The prism application has two processes which basically operate asynchronously. Essentially, the resynthesiser has to keep running and producing audio samples regardless of what the user is doing with the mouse. For this reason, the second method of IPC, shared-memory or System-V IPC, has been used. System-V IPC also provides methods for process synchronisation: the semaphore. One can raise or wait on a semaphore. Think of it as a special kind of variable which behaves in the following manner. If one or more processes are waiting on a semaphore, raising it enables exactly one of those processes to proceed. If no processes are waiting, then the value of the variable is incremented. Waiting on a non-zero semaphore decrements its value but allows the process to continue immediately. Waiting on a zero-value semaphore adds the current process to a (possibly empty) list of waiting processes, pending the semaphore being raised by another agent.

Semaphores are used in shared-memory situations to implement mutual exclusion locks and prevent update anomalies where several processes simultaneously attempt to modify a shared data structure. However, prism uses only two processes accessing the shared-memory block: the GUI is a producer because it is supplying control parameters, and the synthesiser is a consumer because it uses them to generate audio samples. Since there is only one producer and one consumer, there is no need to use semaphores as access arbiters. In fact, advantage is taken of the shared-memory IPC to allow the producer to provide a set of “magic” parameters which change according to the user's gestures.

Allocating and Using Shared Memory Blocks

Upon startup, prism has to allocate and set up a shared-memory block, then fork off the process to generate the audio output.
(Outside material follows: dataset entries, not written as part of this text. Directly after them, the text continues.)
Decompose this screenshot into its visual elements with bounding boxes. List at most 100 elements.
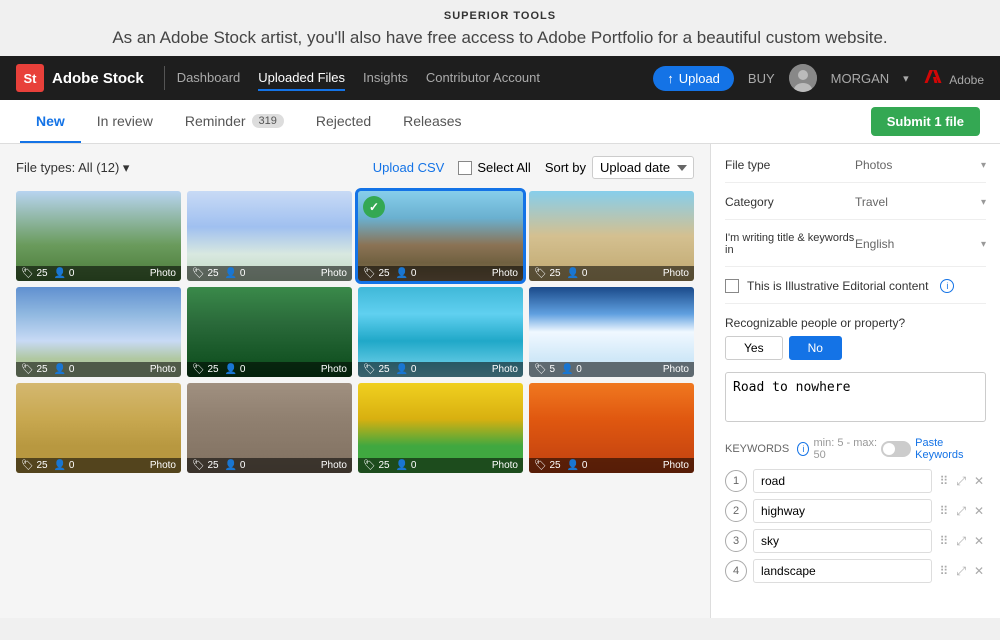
category-label: Category — [725, 195, 855, 209]
no-button[interactable]: No — [789, 336, 842, 360]
nav-insights[interactable]: Insights — [363, 66, 408, 91]
expand-icon[interactable]: ⤢ — [954, 502, 968, 521]
user-name[interactable]: MORGAN — [831, 71, 890, 86]
keyword-input-4[interactable] — [753, 559, 932, 583]
yes-button[interactable]: Yes — [725, 336, 783, 360]
upload-csv-link[interactable]: Upload CSV — [373, 160, 445, 175]
tab-rejected[interactable]: Rejected — [300, 101, 387, 143]
submit-button[interactable]: Submit 1 file — [871, 107, 980, 136]
drag-icon[interactable]: ⠿ — [938, 532, 951, 551]
img-meta: 🏷 25👤 0 Photo — [187, 362, 352, 377]
keyword-num-2: 2 — [725, 500, 747, 522]
toolbar: File types: All (12) ▾ Upload CSV Select… — [16, 156, 694, 179]
image-cell[interactable]: 🏷 25👤 0 Photo — [16, 383, 181, 473]
editorial-checkbox[interactable] — [725, 279, 739, 293]
expand-icon[interactable]: ⤢ — [954, 562, 968, 581]
select-all-label[interactable]: Select All — [458, 160, 530, 175]
tabs-area: New In review Reminder 319 Rejected Rele… — [0, 100, 1000, 144]
reminder-badge: 319 — [252, 114, 284, 128]
keyword-row-2: 2 ⠿ ⤢ ✕ — [725, 499, 986, 523]
brand-title: SUPERIOR TOOLS — [20, 10, 980, 22]
info-icon[interactable]: i — [940, 279, 954, 293]
remove-icon[interactable]: ✕ — [972, 532, 986, 551]
nav-contributor-account[interactable]: Contributor Account — [426, 66, 540, 91]
keyword-icons: ⠿ ⤢ ✕ — [938, 562, 986, 581]
file-type-row: File type Photos ▾ — [725, 158, 986, 183]
keywords-list: 1 ⠿ ⤢ ✕ 2 ⠿ ⤢ ✕ 3 — [725, 469, 986, 583]
keywords-header: KEYWORDS i min: 5 - max: 50 Paste Keywor… — [725, 437, 986, 461]
keywords-info-icon[interactable]: i — [797, 442, 809, 456]
drag-icon[interactable]: ⠿ — [938, 502, 951, 521]
image-grid: 🏷 25👤 0 Photo 🏷 25👤 0 Photo ✓ 🏷 25👤 0 Ph… — [16, 191, 694, 473]
editorial-row: This is Illustrative Editorial content i — [725, 279, 986, 304]
buy-link[interactable]: BUY — [748, 71, 775, 86]
select-all-checkbox[interactable] — [458, 161, 472, 175]
recognizable-row: Recognizable people or property? Yes No — [725, 316, 986, 360]
img-meta: 🏷 5👤 0 Photo — [529, 362, 694, 377]
image-cell[interactable]: 🏷 25👤 0 Photo — [529, 383, 694, 473]
file-type-value: Photos — [855, 158, 981, 172]
keyword-num-3: 3 — [725, 530, 747, 552]
image-cell[interactable]: 🏷 25👤 0 Photo — [529, 191, 694, 281]
keyword-row-3: 3 ⠿ ⤢ ✕ — [725, 529, 986, 553]
tab-in-review[interactable]: In review — [81, 101, 169, 143]
remove-icon[interactable]: ✕ — [972, 502, 986, 521]
remove-icon[interactable]: ✕ — [972, 562, 986, 581]
keyword-icons: ⠿ ⤢ ✕ — [938, 532, 986, 551]
keyword-row-1: 1 ⠿ ⤢ ✕ — [725, 469, 986, 493]
img-meta: 🏷 25👤 0 Photo — [16, 362, 181, 377]
drag-icon[interactable]: ⠿ — [938, 562, 951, 581]
sort-select[interactable]: Upload date — [592, 156, 694, 179]
img-meta: 🏷 25👤 0 Photo — [187, 458, 352, 473]
lang-label: I'm writing title & keywords in — [725, 232, 855, 256]
chevron-down-icon: ▾ — [981, 197, 986, 208]
lang-dropdown[interactable]: English ▾ — [855, 237, 986, 251]
nav-uploaded-files[interactable]: Uploaded Files — [258, 66, 345, 91]
yn-buttons: Yes No — [725, 336, 986, 360]
image-cell[interactable]: 🏷 25👤 0 Photo — [358, 383, 523, 473]
avatar — [789, 64, 817, 92]
img-meta: 🏷 25👤 0 Photo — [529, 458, 694, 473]
nav-dashboard[interactable]: Dashboard — [177, 66, 241, 91]
drag-icon[interactable]: ⠿ — [938, 472, 951, 491]
keyword-num-1: 1 — [725, 470, 747, 492]
category-dropdown[interactable]: Travel ▾ — [855, 195, 986, 209]
image-cell[interactable]: 🏷 25👤 0 Photo — [358, 287, 523, 377]
app-name: Adobe Stock — [52, 70, 144, 87]
expand-icon[interactable]: ⤢ — [954, 532, 968, 551]
tab-new[interactable]: New — [20, 101, 81, 143]
keyword-icons: ⠿ ⤢ ✕ — [938, 502, 986, 521]
img-meta: 🏷 25👤 0 Photo — [16, 458, 181, 473]
category-value: Travel — [855, 195, 981, 209]
top-banner: SUPERIOR TOOLS As an Adobe Stock artist,… — [0, 0, 1000, 56]
check-mark-icon: ✓ — [363, 196, 385, 218]
expand-icon[interactable]: ⤢ — [954, 472, 968, 491]
file-panel: File types: All (12) ▾ Upload CSV Select… — [0, 144, 710, 618]
keyword-input-3[interactable] — [753, 529, 932, 553]
image-cell[interactable]: 🏷 25👤 0 Photo — [187, 191, 352, 281]
img-meta: 🏷 25👤 0 Photo — [187, 266, 352, 281]
title-input[interactable]: Road to nowhere — [725, 372, 986, 422]
keyword-input-2[interactable] — [753, 499, 932, 523]
img-meta: 🏷 25👤 0 Photo — [529, 266, 694, 281]
tab-reminder[interactable]: Reminder 319 — [169, 101, 300, 143]
image-cell[interactable]: 🏷 25👤 0 Photo — [187, 287, 352, 377]
image-cell[interactable]: 🏷 25👤 0 Photo — [16, 287, 181, 377]
file-type-label: File type — [725, 158, 855, 172]
upload-button[interactable]: Upload — [653, 66, 734, 91]
keyword-row-4: 4 ⠿ ⤢ ✕ — [725, 559, 986, 583]
paste-keywords-button[interactable]: Paste Keywords — [881, 437, 986, 461]
tab-releases[interactable]: Releases — [387, 101, 477, 143]
image-cell[interactable]: 🏷 25👤 0 Photo — [187, 383, 352, 473]
file-type-dropdown[interactable]: Photos ▾ — [855, 158, 986, 172]
image-cell[interactable]: 🏷 25👤 0 Photo — [16, 191, 181, 281]
editorial-label: This is Illustrative Editorial content — [747, 279, 928, 293]
remove-icon[interactable]: ✕ — [972, 472, 986, 491]
language-row: I'm writing title & keywords in English … — [725, 232, 986, 267]
file-types-filter[interactable]: File types: All (12) ▾ — [16, 160, 129, 176]
app-logo: St — [16, 64, 44, 92]
keyword-icons: ⠿ ⤢ ✕ — [938, 472, 986, 491]
image-cell[interactable]: 🏷 5👤 0 Photo — [529, 287, 694, 377]
image-cell-selected[interactable]: ✓ 🏷 25👤 0 Photo — [358, 191, 523, 281]
keyword-input-1[interactable] — [753, 469, 932, 493]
The routines it uses are documented in the shmop manual pages. Enough memory is allocated to hold a control structure and all of the spectral data produced by the analysis program (see Listing 1).

prism calls shmget to allocate the required amount of memory; it returns a handle to the memory block for subsequent use. The other parameters specify the access permissions in the normal chmod format, and the block will be created if it does not exist yet. The process then forks with the child being responsible for synthesis, and the parent for control functions.

After the fork call, both the parent and the child processes must attach the shared-memory block and cause it to appear in their respective memory spaces. The appropriate system call is shmat. The parameters indicate the handle of the shared memory block and the desired target address. Passing NULL as the latter tells the system to make the choice of address. In Linux running on an i386 architecture, the blocks are allocated downwards in memory starting at an address of 1.5GB. This call can be made once before the fork system call, as the shared block will then appear in both the child's and parent's memory space.

One trap waits to catch the unwary programmer using shared memory blocks: they are persistent. If your application crashes without properly tidying up shared-memory blocks, memory will leak like a sieve. The user can check for any undeleted memory blocks using the ipcs command and remove them with ipcrm. prism does its best to cope with any unexpected events by catching the SEGV signal and shutting down any shared-memory activity before exiting. However, the best safeguard against memory leaks is to mark the shared-memory block for deletion as soon as it is created. Counterintuitively, the way to do this is to mark the block as transient using the shmctl call, and then detach the process from the shared-memory block. The shared-memory block will persist until all the processes using it detach using the shmdt call, so the block will disappear automatically when the parent and child processes exit.